Sí, es cierto. Lo veo en mi hijo que lleva 10 años con contratos temporales. Cuando no tienes trabajo y no tienes con qué alimentar a tu familia, acabas renunciando a exigir tus derechos. La gente está aceptando trabajos peligrosos, empleos que no quieren otros, salarios mínimos… Eso es algo que debe arreglar el Gobierno.

¿No hay algo que pueda hacer la fiscalía en este sentido?

Estamos dispuestos abarcar también las infracciones a la Seguridad Social, en las que están trabajando mucho los Inspectores de Trabajo.

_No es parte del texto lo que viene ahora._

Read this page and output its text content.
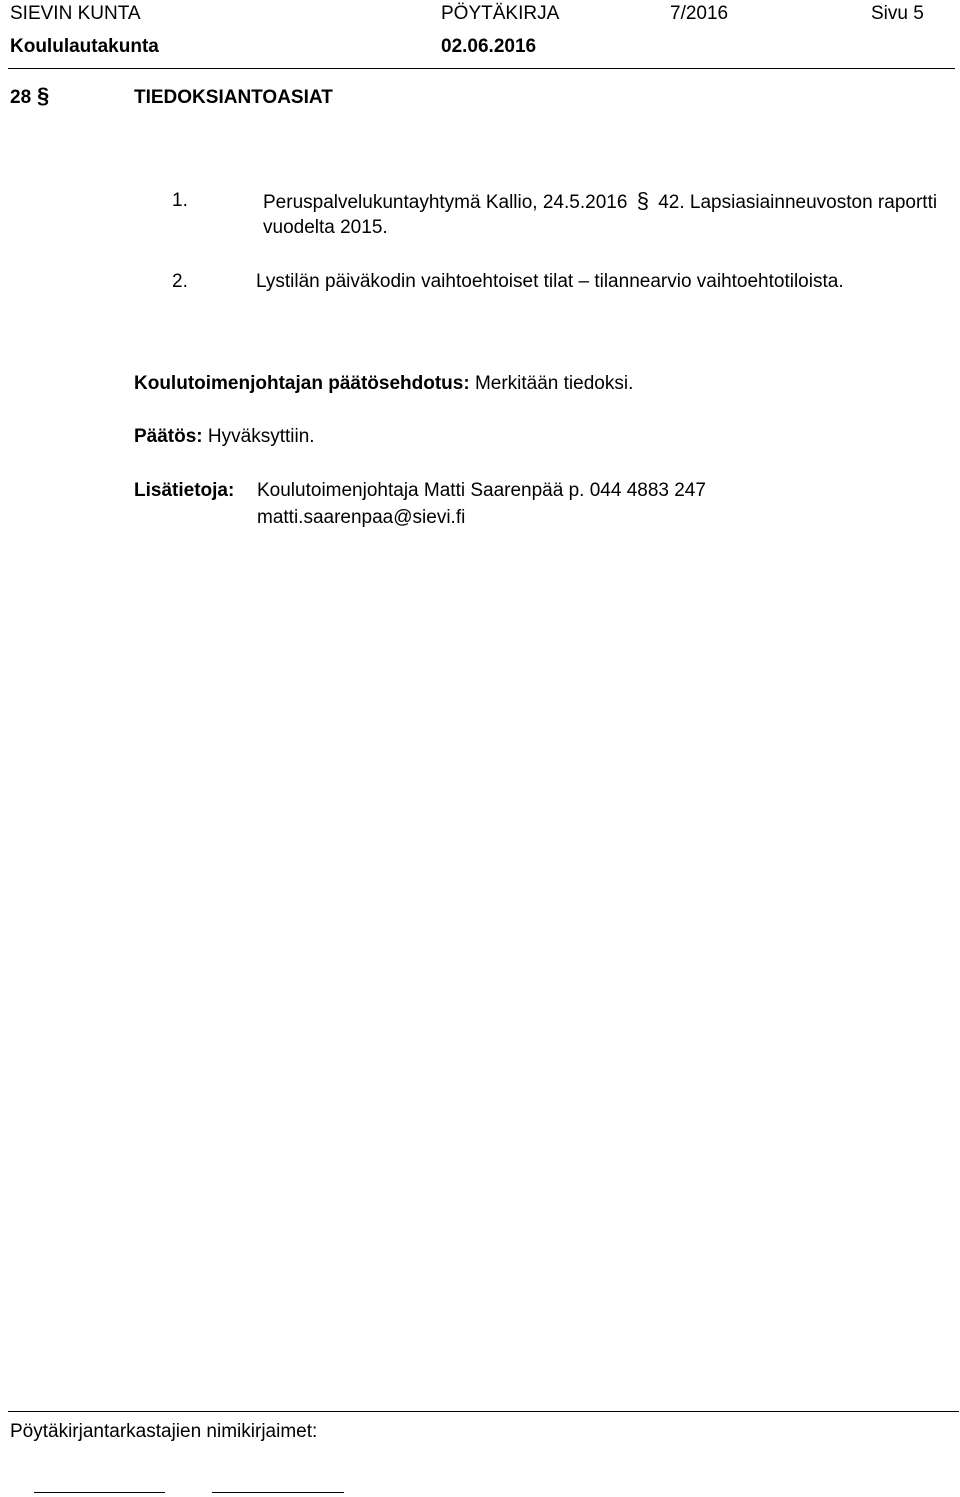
SIEVIN KUNTA	PÖYTÄKIRJA	7/2016	Sivu 5
Koululautakunta	02.06.2016
28 §	TIEDOKSIANTOASIAT
1.	Peruspalvelukuntayhtymä Kallio, 24.5.2016 § 42. Lapsiasiainneuvoston raportti
vuodelta 2015.
2.	Lystilän päiväkodin vaihtoehtoiset tilat – tilannearvio vaihtoehtotiloista.
Koulutoimenjohtajan päätösehdotus: Merkitään tiedoksi.
Päätös: Hyväksyttiin.
Lisätietoja: Koulutoimenjohtaja Matti Saarenpää p. 044 4883 247
matti.saarenpaa@sievi.fi
Pöytäkirjantarkastajien nimikirjaimet:
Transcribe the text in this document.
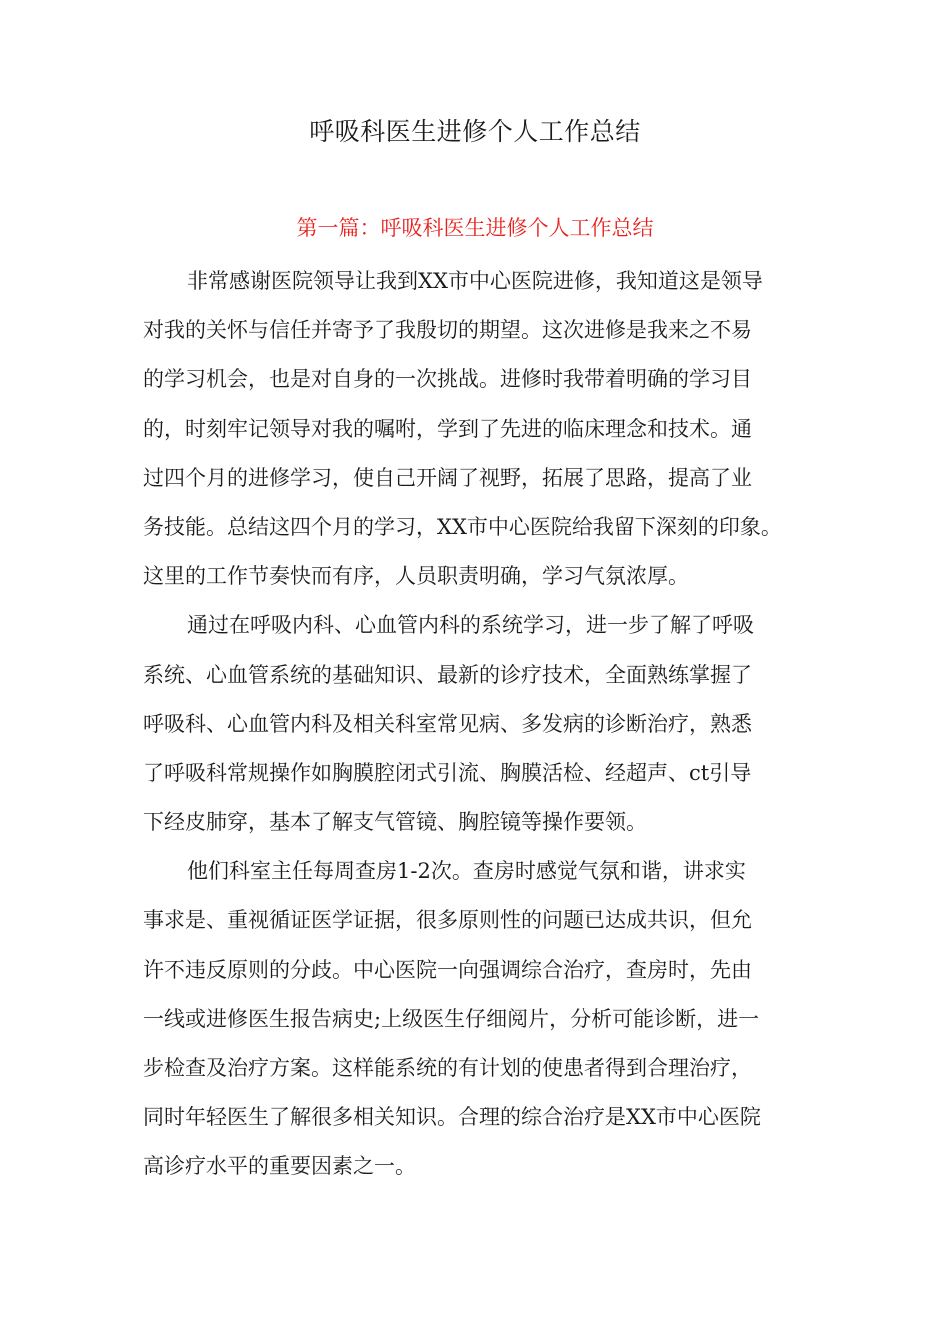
呼吸科医生进修个人工作总结
第一篇：呼吸科医生进修个人工作总结

非常感谢医院领导让我到XX市中心医院进修，我知道这是领导
对我的关怀与信任并寄予了我殷切的期望。这次进修是我来之不易
的学习机会，也是对自身的一次挑战。进修时我带着明确的学习目
的，时刻牢记领导对我的嘱咐，学到了先进的临床理念和技术。通
过四个月的进修学习，使自己开阔了视野，拓展了思路，提高了业
务技能。总结这四个月的学习，XX市中心医院给我留下深刻的印象。
这里的工作节奏快而有序，人员职责明确，学习气氛浓厚。

通过在呼吸内科、心血管内科的系统学习，进一步了解了呼吸
系统、心血管系统的基础知识、最新的诊疗技术，全面熟练掌握了
呼吸科、心血管内科及相关科室常见病、多发病的诊断治疗，熟悉
了呼吸科常规操作如胸膜腔闭式引流、胸膜活检、经超声、ct引导
下经皮肺穿，基本了解支气管镜、胸腔镜等操作要领。

他们科室主任每周查房1-2次。查房时感觉气氛和谐，讲求实
事求是、重视循证医学证据，很多原则性的问题已达成共识，但允
许不违反原则的分歧。中心医院一向强调综合治疗，查房时，先由
一线或进修医生报告病史;上级医生仔细阅片，分析可能诊断，进一
步检查及治疗方案。这样能系统的有计划的使患者得到合理治疗，
同时年轻医生了解很多相关知识。合理的综合治疗是XX市中心医院
高诊疗水平的重要因素之一。
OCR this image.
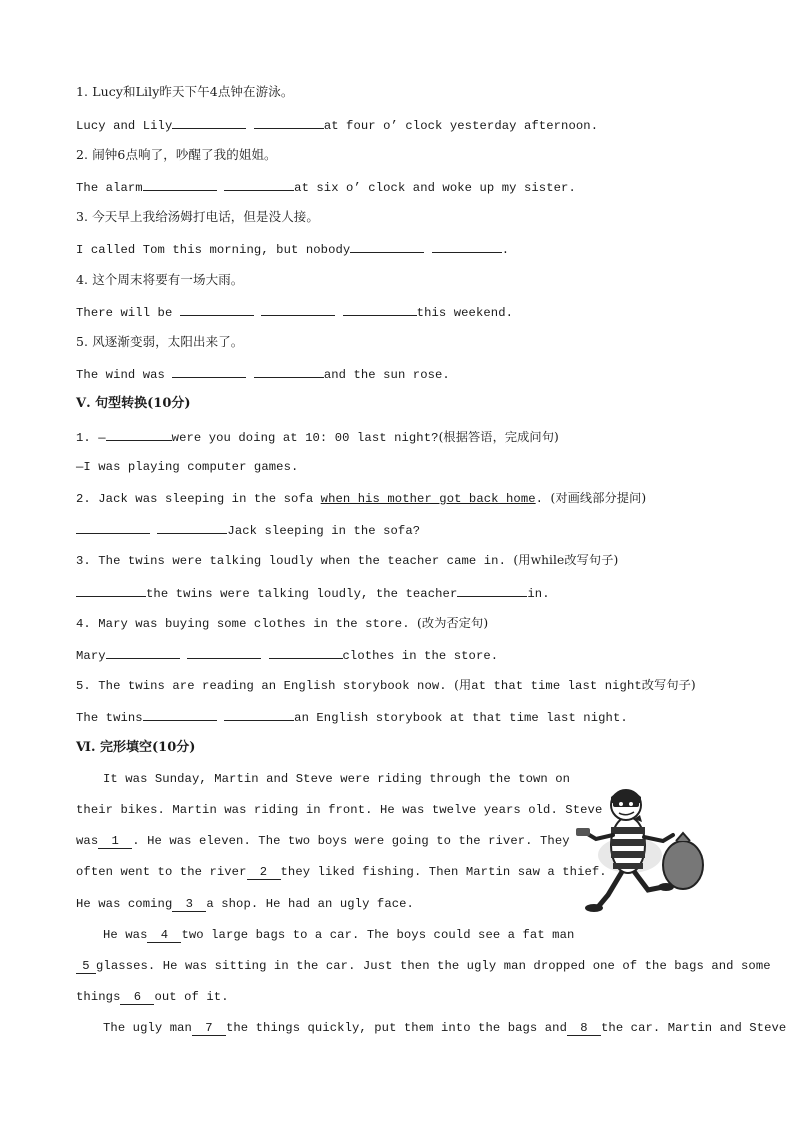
1. Lucy和Lily昨天下午4点钟在游泳。
Lucy and Lily	at four o’ clock yesterday afternoon.
2. 闹钟6点响了，吵醒了我的姐姐。
The alarm	at six o’ clock and woke up my sister.
3. 今天早上我给汤姆打电话，但是没人接。
I called Tom this morning, but nobody	.
4. 这个周末将要有一场大雨。
There will be	this weekend.
5. 风逐渐变弱，太阳出来了。
The wind was	and the sun rose.
Ⅴ. 句型转换(10分)
1. —	were you doing at 10: 00 last night?(根据答语，完成问句)
—I was playing computer games.
2. Jack was sleeping in the sofa when his mother got back home. (对画线部分提问)
Jack sleeping in the sofa?
3. The twins were talking loudly when the teacher came in. (用while改写句子)
the twins were talking loudly, the teacher	in.
4. Mary was buying some clothes in the store. (改为否定句)
Mary	clothes in the store.
5. The twins are reading an English storybook now. (用at that time last night改写句子)
The twins	an English storybook at that time last night.
Ⅵ. 完形填空(10分)
It was Sunday, Martin and Steve were riding through the town on
their bikes. Martin was riding in front. He was twelve years old. Steve
was 1 . He was eleven. The two boys were going to the river. They
often went to the river 2 they liked fishing. Then Martin saw a thief.
He was coming 3 a shop. He had an ugly face.
He was 4 two large bags to a car. The boys could see a fat man
5 glasses. He was sitting in the car. Just then the ugly man dropped one of the bags and some
things 6 out of it.
The ugly man 7 the things quickly, put them into the bags and 8 the car. Martin and Steve
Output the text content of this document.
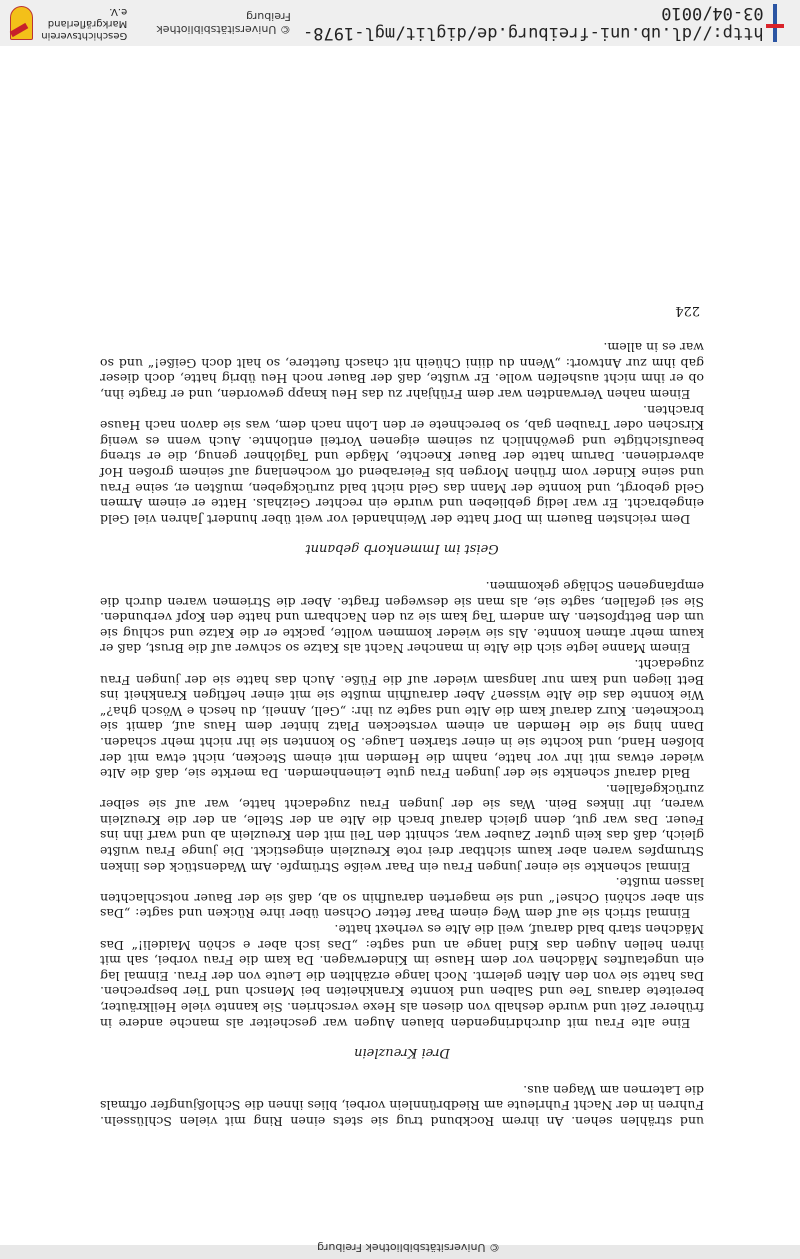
© Universitätsbibliothek Freiburg

und strählen sehen. An ihrem Rockbund trug sie stets einen Ring mit vielen Schlüsseln. Fuhren in der Nacht Fuhrleute am Riedbrünnlein vorbei, blies ihnen die Schloßjungfer oftmals die Laternen am Wagen aus.

Drei Kreuzlein

Eine alte Frau mit durchdringenden blauen Augen war gescheiter als manche andere in früherer Zeit und wurde deshalb von diesen als Hexe verschrien. Sie kannte viele Heilkräuter, bereitete daraus Tee und Salben und konnte Krankheiten bei Mensch und Tier besprechen. Das hatte sie von den Alten gelernt. Noch lange erzählten die Leute von der Frau. Einmal lag ein ungetauftes Mädchen vor dem Hause im Kinderwagen. Da kam die Frau vorbei, sah mit ihren hellen Augen das Kind lange an und sagte: „Das isch aber e schön Maideli!“ Das Mädchen starb bald darauf, weil die Alte es verhext hatte.

Einmal strich sie auf dem Weg einem Paar fetter Ochsen über ihre Rücken und sagte: „Das sin aber schöni Ochse!“ und sie magerten daraufhin so ab, daß sie der Bauer notschlachten lassen mußte.

Einmal schenkte sie einer jungen Frau ein Paar weiße Strümpfe. Am Wadenstück des linken Strumpfes waren aber kaum sichtbar drei rote Kreuzlein eingestickt. Die junge Frau wußte gleich, daß das kein guter Zauber war, schnitt den Teil mit den Kreuzlein ab und warf ihn ins Feuer. Das war gut, denn gleich darauf brach die Alte an der Stelle, an der die Kreuzlein waren, ihr linkes Bein. Was sie der jungen Frau zugedacht hatte, war auf sie selber zurückgefallen.

Bald darauf schenkte sie der jungen Frau gute Leinenhemden. Da merkte sie, daß die Alte wieder etwas mit ihr vor hatte, nahm die Hemden mit einem Stecken, nicht etwa mit der bloßen Hand, und kochte sie in einer starken Lauge. So konnten sie ihr nicht mehr schaden. Dann hing sie die Hemden an einem verstecken Platz hinter dem Haus auf, damit sie trockneten. Kurz darauf kam die Alte und sagte zu ihr: „Gell, Anneli, du hesch e Wösch gha?“ Wie konnte das die Alte wissen? Aber daraufhin mußte sie mit einer heftigen Krankheit ins Bett liegen und kam nur langsam wieder auf die Füße. Auch das hatte sie der jungen Frau zugedacht.

Einem Manne legte sich die Alte in mancher Nacht als Katze so schwer auf die Brust, daß er kaum mehr atmen konnte. Als sie wieder kommen wollte, packte er die Katze und schlug sie um den Bettpfosten. Am andern Tag kam sie zu den Nachbarn und hatte den Kopf verbunden. Sie sei gefallen, sagte sie, als man sie deswegen fragte. Aber die Striemen waren durch die empfangenen Schläge gekommen.

Geist im Immenkorb gebannt

Dem reichsten Bauern im Dorf hatte der Weinhandel vor weit über hundert Jahren viel Geld eingebracht. Er war ledig geblieben und wurde ein rechter Geizhals. Hatte er einem Armen Geld geborgt, und konnte der Mann das Geld nicht bald zurückgeben, mußten er, seine Frau und seine Kinder vom frühen Morgen bis Feierabend oft wochenlang auf seinem großen Hof abverdienen. Darum hatte der Bauer Knechte, Mägde und Taglöhner genug, die er streng beaufsichtigte und gewöhnlich zu seinem eigenen Vorteil entlohnte. Auch wenn es wenig Kirschen oder Trauben gab, so berechnete er den Lohn nach dem, was sie davon nach Hause brachten.

Einem nahen Verwandten war dem Frühjahr zu das Heu knapp geworden, und er fragte ihn, ob er ihm nicht aushelfen wolle. Er wußte, daß der Bauer noch Heu übrig hatte, doch dieser gab ihm zur Antwort: „Wenn du diini Chüeih nit chasch fuettere, so halt doch Geiße!“ und so war es in allem.

224
http://dl.ub.uni-freiburg.de/diglit/mgl-1978-03-04/0010
© Universitätsbibliothek Freiburg
Geschichtsverein
Markgräflerland e.V.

No nos importaría asumirlo, hacer más trabajo, aunque haya que ver cómo se hace.

¿Cómo influye la nueva regulación de la negociación colectiva, que prima el convenio de empresa, la adopción de medidas para atajar la siniestralidad?

No lo sé, puede que en el convenio de empresa, el empresario se mueva mejor y pueda relacionarse con sus trabajadores de otra manera, a veces apelando a la confianza, mientras que en el ámbito sectorial en cambio no sea tan fácil flexibilizar ciertos aspectos.

¿Ven en el horizonte próximo alguna mejora en la debida justicia restaurativa que merecen las víctimas de los accidentes laborales?

La nueva ley de baremos que sube las indemnizaciones es muy esperanzadora, el problema es que va con retraso, como todo. La ley nueva opera a partir de hechos ocurridos desde 2016 y no te puedes acoger a ella en casos que están siendo juzgados ahora. En realidad, es una ley pensada para los accidentes de tráfico, pero entendemos, con el Supremo, que es orientativa para nosotros. Eso sí, pensando en el incremento del 30% de las indemnizaciones que siempre pedimos y que molesta a las aseguradoras, porque entendemos que hay dolo, ya que el subirse a un coche, si no eres profesional, es opcional, pero ir al trabajo y desempeñar una profesión es otra cosa, es obligatorio por lo general para poder vivir.